Un percorso simile – seppure con motivazioni differenti – avviene con le persone con disagio mentale, specie nel caso che questo si accompagni a un consumo di droghe e in queste situazioni è massima la possibilità di recidiva di reati.

Alcuni dati, seppur parziali, della Relazione annuale al Parlamento sullo stato delle tossicodipendenze in Italia riportano informazioni utili ad alcune considerazioni. Nella Relazione che si riferisce al 2018 (e pubblicata nel 2019) ben il 27,9 dei detenuti risulta essere tossicodipendente.

Se poi si valuta l’intero capitolo dei disturbi psichici tra le persone detenute, questi raggiungono (tossicodipendenza inclusa) la percentuale del 41,3 % rappresentando la parte più rilevante delle patologie che si riscontrano in carcere (progetto CCM 2012 – https://www.ars.toscana.it/collana-documenti-ars/pubblicazioni-2015/2977-la-salute-dei-detenuti-initalia-i-risultati-di-uno-studio-multicentrico-2015.html).

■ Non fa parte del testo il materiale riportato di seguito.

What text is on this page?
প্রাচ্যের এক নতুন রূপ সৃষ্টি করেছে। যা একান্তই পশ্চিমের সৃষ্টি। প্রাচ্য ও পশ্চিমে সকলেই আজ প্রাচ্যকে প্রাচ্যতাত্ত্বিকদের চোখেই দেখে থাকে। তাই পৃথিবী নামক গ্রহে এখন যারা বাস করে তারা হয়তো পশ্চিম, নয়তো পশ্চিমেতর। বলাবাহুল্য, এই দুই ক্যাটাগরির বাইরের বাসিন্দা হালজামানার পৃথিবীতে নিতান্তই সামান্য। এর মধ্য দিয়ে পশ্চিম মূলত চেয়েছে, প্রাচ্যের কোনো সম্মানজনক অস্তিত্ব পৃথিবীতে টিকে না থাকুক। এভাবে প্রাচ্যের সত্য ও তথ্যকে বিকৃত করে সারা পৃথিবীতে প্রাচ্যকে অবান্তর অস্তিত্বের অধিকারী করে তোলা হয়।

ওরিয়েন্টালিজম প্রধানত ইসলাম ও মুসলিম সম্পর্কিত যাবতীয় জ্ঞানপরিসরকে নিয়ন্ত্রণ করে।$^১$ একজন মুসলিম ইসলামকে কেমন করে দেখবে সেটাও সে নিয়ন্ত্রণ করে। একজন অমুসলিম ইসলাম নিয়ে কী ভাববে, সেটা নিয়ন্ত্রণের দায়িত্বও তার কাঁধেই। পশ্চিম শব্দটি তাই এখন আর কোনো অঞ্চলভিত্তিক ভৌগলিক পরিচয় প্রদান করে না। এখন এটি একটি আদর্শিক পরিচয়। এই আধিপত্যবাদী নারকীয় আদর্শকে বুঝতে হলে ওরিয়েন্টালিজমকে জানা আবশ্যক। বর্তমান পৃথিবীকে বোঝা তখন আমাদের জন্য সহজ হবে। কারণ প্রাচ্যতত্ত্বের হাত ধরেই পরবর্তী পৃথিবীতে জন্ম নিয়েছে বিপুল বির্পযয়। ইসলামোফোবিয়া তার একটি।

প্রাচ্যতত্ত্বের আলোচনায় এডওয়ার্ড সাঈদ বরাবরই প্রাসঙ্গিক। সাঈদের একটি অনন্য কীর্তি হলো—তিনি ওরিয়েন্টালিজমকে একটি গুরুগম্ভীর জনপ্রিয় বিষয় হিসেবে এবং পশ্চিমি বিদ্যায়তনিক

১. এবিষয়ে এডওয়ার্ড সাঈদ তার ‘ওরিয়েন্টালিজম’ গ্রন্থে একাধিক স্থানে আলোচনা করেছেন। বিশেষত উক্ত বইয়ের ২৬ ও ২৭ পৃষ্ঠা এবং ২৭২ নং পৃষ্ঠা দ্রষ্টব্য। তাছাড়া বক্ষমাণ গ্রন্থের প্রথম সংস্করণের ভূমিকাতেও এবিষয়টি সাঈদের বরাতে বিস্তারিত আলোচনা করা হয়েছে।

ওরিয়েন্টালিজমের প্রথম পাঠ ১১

Nel caso delle persone tossicodipendenti o con una storia di consumi di sostanze stupefacenti, le ripetute carcerazioni rappresentano bene anche la difficoltà della c.d. ‘ritenzione in trattamento’ da parte dei servizi specialistici territoriali delle ASL (Ser.D.) che, nonostante la loro grande professionalità a fronte dei poveri mezzi a loro disposizione, spesso non riescono ad essere sufficientemente ‘attrattivi’ su queste persone che non interrompono i loro comportamenti additivi, anche in concomitanza delle terapie erogate.

Quindi ad una prima difficoltà da parte del sistema sanitario di intercettare (intake) queste persone ed avviarle verso percorsi di riabilitazione, si aggiunge la criticità della commissione di reati che li porta giocoforza ad interrompere i trattamenti in corso ed iniziare una carcerazione con possibilità terapeutiche diverse ed in genere meno efficaci di quelle condotte in libertà. Il contesto carcerario di certo non facilita percorsi virtuosi di riabilitazione.

A livello di effetto globale delle azioni di contrasto al consumo di sostanze stupefacenti che sono messe in gioco da parte della società e possono interferire con la riabilitazione del tossicodipendente, rientrano senz’altro fattori diversi: quanto e come funzionano le forze di Polizia; quanto e come funzionano i tribunali penali; e soprattutto quanto e come i Tribunali di Sorveglianza riescono a irrogare misure alternative alla carcerazione e autorizzare il ricovero nelle comunità terapeutiche.

Anche il come e quanto funzionano i servizi sanitari del territorio risulta essere un determinante di esito in queste persone ed i fattori che incidono sul fenomeno della recidiva sono la somma di questi fattori. Proprio per questi motivi l’Organizzazione Mondiale della Sanità, già molti anni addietro, definì la tossicodipendenza come una “malattia cronica di tipo recidivante che comporta numerose complicanze di tipo diverso, quali infettivologiche, psichiatriche, ecc.”.

Questa definizione, a tutt’oggi ben accetta dalla comunità scientifica seppure con qualche distinguo, evidenzia come ci sia una stretta connessione tra la malattia tossicomanica e aspetti psichiatrici e come, d’altra parte, nei consumatori di sostanze stupefacenti specialmente per via venosa, sia molto frequente il riscontro dell’infezione da epatite C o dell’HIV.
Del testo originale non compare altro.